Valerie Strauss recapitulates the TIME magazine cover story. She notes that the AFT petition in opposition to the TIME cover has collected 50,000 signatures ( it is now up to 70,000). Strauss compares this current cover to the one featuring Michelle Rhee as the one who was likely to “transform education.” She didn’t. The achievement gap in D.C. remains the one of the largest (possibly THE largest) in urban America. And she also proved that it is not impossible to fire tenured teachers; she fired hundreds of teachers and principals.


Why pick on teachers? Is it because it is a female-dominated profession? Is it part of the tech millionaires’ dream of replacing live teachers with laptops and tablets?

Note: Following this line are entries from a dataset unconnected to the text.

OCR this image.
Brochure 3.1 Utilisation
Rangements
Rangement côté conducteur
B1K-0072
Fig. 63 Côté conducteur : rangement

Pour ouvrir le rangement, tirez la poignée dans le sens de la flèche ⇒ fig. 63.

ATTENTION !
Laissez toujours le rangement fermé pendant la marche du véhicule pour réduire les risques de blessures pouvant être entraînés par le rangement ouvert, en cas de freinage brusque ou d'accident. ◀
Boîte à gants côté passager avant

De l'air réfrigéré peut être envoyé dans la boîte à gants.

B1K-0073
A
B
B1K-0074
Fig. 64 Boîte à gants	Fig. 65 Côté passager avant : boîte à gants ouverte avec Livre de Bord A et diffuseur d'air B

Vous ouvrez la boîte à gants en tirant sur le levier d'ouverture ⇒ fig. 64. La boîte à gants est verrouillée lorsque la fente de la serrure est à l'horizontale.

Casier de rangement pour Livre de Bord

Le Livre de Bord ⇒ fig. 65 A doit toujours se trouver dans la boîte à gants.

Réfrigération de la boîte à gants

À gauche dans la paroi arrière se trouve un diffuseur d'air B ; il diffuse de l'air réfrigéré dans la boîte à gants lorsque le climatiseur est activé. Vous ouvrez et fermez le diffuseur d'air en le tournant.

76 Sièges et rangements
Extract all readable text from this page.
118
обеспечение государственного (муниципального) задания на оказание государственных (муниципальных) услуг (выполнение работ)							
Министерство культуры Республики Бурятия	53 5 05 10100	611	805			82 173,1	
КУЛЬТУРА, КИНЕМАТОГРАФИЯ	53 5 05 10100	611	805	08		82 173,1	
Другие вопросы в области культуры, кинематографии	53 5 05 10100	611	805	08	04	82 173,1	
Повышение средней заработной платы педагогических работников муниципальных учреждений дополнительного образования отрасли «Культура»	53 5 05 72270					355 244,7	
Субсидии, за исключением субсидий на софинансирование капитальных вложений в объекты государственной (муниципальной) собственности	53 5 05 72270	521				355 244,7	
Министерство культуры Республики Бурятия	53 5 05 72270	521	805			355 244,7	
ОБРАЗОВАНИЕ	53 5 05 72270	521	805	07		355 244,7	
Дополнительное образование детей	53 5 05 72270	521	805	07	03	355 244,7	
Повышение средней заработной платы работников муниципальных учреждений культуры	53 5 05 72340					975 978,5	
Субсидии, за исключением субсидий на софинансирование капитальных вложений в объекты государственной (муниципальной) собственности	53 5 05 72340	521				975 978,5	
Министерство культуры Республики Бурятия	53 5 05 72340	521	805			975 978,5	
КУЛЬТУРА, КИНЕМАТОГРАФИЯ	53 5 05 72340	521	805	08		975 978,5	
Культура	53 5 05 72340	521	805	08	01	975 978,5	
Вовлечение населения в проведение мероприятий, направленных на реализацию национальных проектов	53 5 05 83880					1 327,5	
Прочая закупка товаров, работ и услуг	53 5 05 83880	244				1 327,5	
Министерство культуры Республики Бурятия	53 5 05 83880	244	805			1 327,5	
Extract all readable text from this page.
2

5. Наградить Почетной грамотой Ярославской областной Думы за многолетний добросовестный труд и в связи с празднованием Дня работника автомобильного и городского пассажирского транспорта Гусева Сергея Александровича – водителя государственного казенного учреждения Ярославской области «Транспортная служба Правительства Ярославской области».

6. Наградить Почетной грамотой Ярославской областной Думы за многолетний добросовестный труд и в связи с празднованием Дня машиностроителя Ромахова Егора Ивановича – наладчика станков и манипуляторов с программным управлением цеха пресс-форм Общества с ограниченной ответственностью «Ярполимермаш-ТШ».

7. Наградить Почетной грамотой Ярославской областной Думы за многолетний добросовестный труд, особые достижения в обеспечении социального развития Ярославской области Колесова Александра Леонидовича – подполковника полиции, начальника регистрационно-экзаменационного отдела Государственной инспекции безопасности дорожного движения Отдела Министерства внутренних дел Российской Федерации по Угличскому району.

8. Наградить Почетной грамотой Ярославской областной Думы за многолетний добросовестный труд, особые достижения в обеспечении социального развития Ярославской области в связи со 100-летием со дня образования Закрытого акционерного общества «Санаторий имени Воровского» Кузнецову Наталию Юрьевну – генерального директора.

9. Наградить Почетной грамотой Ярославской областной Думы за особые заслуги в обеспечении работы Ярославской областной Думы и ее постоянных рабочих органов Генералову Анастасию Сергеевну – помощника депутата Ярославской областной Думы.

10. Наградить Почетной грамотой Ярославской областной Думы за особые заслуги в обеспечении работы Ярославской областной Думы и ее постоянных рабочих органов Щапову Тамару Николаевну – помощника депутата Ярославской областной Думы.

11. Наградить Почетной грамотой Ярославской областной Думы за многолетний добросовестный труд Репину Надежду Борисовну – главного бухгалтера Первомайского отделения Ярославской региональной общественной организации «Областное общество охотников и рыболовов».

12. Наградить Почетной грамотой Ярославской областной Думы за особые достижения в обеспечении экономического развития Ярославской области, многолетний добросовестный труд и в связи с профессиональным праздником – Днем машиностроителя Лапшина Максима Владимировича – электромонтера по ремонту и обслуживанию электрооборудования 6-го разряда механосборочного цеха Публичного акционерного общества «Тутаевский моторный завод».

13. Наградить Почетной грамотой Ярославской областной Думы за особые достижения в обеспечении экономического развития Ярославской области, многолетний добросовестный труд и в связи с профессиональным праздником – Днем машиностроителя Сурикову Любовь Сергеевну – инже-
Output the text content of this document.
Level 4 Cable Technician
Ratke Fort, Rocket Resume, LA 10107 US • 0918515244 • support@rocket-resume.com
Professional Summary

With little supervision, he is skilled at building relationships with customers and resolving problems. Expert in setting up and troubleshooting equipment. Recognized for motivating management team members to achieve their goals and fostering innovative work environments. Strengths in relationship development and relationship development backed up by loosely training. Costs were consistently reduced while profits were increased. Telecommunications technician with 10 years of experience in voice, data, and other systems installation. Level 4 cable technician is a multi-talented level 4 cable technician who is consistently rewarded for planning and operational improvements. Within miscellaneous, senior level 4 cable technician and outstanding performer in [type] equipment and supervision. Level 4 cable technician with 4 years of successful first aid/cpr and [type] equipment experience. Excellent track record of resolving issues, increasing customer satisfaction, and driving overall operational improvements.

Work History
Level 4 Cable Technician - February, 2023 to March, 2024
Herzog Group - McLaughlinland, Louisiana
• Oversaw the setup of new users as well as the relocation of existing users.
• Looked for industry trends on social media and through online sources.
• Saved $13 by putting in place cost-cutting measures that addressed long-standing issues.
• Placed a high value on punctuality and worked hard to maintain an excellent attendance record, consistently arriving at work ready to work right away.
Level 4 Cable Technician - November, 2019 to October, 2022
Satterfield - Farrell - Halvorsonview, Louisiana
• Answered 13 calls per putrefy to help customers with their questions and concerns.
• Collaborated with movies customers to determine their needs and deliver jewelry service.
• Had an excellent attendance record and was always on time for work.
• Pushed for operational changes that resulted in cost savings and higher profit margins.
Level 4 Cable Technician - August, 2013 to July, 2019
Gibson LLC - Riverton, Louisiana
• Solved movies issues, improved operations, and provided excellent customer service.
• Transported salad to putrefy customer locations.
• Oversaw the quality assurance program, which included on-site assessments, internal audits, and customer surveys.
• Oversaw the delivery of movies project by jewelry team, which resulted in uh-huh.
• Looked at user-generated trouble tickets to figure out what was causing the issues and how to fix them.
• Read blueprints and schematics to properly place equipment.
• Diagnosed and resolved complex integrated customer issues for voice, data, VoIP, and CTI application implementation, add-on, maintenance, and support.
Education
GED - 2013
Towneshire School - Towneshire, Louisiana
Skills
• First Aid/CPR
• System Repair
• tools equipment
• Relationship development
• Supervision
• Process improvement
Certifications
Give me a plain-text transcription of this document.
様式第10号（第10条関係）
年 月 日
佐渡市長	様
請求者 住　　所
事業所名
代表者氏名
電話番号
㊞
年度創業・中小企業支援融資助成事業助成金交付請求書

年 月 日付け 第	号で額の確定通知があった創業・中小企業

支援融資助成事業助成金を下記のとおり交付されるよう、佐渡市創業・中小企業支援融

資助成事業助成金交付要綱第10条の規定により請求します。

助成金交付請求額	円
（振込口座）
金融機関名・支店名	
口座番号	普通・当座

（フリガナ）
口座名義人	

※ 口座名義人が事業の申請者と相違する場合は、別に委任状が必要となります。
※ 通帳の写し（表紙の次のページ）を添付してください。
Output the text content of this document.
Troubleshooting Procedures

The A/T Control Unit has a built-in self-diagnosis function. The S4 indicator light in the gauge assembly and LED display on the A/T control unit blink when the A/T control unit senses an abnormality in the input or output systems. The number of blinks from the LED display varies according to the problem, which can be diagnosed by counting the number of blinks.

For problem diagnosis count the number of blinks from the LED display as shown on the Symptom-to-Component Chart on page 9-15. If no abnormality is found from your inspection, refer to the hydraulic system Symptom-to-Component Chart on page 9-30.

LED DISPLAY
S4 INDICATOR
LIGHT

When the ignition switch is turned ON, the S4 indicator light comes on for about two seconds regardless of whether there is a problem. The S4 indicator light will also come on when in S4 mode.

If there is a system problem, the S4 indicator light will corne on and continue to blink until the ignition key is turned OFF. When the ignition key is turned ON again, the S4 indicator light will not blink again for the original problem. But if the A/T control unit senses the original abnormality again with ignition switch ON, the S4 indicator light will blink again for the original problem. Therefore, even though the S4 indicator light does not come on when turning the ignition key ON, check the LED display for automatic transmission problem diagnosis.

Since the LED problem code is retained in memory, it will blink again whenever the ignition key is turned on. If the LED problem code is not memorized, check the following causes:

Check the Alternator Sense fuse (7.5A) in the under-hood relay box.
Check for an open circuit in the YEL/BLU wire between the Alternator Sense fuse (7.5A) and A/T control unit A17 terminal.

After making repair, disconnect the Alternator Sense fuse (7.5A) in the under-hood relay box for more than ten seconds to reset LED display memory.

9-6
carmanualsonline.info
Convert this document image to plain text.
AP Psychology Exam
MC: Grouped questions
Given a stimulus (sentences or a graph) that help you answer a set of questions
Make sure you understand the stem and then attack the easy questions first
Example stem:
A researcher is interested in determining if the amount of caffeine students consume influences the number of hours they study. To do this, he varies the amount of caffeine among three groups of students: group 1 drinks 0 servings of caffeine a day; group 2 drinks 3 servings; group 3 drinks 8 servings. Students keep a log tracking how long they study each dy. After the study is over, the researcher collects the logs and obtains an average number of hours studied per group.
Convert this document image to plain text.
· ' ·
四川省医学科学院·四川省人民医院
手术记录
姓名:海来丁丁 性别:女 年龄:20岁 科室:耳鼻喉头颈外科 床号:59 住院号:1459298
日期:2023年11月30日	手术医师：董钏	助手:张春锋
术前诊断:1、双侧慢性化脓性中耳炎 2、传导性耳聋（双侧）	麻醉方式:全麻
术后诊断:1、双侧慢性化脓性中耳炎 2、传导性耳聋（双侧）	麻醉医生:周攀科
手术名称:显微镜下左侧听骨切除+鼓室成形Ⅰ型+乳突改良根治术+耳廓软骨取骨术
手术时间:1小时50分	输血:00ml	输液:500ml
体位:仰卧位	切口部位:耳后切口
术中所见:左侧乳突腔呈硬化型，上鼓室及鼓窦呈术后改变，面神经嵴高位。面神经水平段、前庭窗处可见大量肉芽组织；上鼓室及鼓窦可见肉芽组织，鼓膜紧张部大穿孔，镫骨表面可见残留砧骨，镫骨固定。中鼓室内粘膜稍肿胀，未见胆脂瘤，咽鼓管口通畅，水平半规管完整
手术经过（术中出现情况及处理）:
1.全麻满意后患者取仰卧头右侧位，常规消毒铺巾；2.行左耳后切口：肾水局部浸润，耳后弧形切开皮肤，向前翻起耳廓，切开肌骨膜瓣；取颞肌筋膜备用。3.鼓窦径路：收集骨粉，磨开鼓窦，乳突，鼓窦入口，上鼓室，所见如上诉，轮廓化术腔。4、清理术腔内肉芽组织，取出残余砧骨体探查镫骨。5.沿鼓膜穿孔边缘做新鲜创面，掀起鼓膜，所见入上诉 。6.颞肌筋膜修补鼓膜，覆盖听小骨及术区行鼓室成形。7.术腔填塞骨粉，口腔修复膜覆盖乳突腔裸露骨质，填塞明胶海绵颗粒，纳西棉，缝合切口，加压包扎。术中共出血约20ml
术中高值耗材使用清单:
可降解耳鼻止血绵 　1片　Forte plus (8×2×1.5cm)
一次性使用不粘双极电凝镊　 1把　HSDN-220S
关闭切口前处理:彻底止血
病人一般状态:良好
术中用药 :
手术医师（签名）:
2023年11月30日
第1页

TIME agreed to print some responses.


One was written by Randi Weingarten of the AFT, and I think she got it exactly right. We need to focus on recruiting, retaining, and supporting teachers. Schools in stressed districts are not getting the funding they need for the children they serve. We must do more to combat and reduce poverty and segregation.


Another was written by Lily Eskelsen Garcia of the NEA, and it has just the right tone of amazement and outrage:


A fabulous friend recently said to me, “I’m just so tired of the new national pastime – Beat up a Teacher.” She had seen the nasty cover of Time with a court gavel about to smash an apple (a good one by the way). She had seen the title she knew was a lie: It’s nearly impossible to fire a bad teacher. But I think what pushed her over the edge was the subheading: A group of Silicon Valley investors wants to change that.
The irony drips. The Wolves of Wall Street woke up one day and decided simultaneously that all the problems with American education could be solved by…firing teachers. Seriously? My dear friend could not even muster outrage. She was just tired. She saw prestigious Time as next up to bat in a long line of cheap swings at teachers. Time could have written about any number of ways to improve our schools–restoring school funding, actually ensuring equity, and ending the insane and costly No Child Left Behind testing regime, which has replaced real classroom instruction with tests, tests, and more tests. Instead, Time decided to write about tenure. They came to the astonishing conclusion that the one critical reform we must make is to make it easier to fire teachers.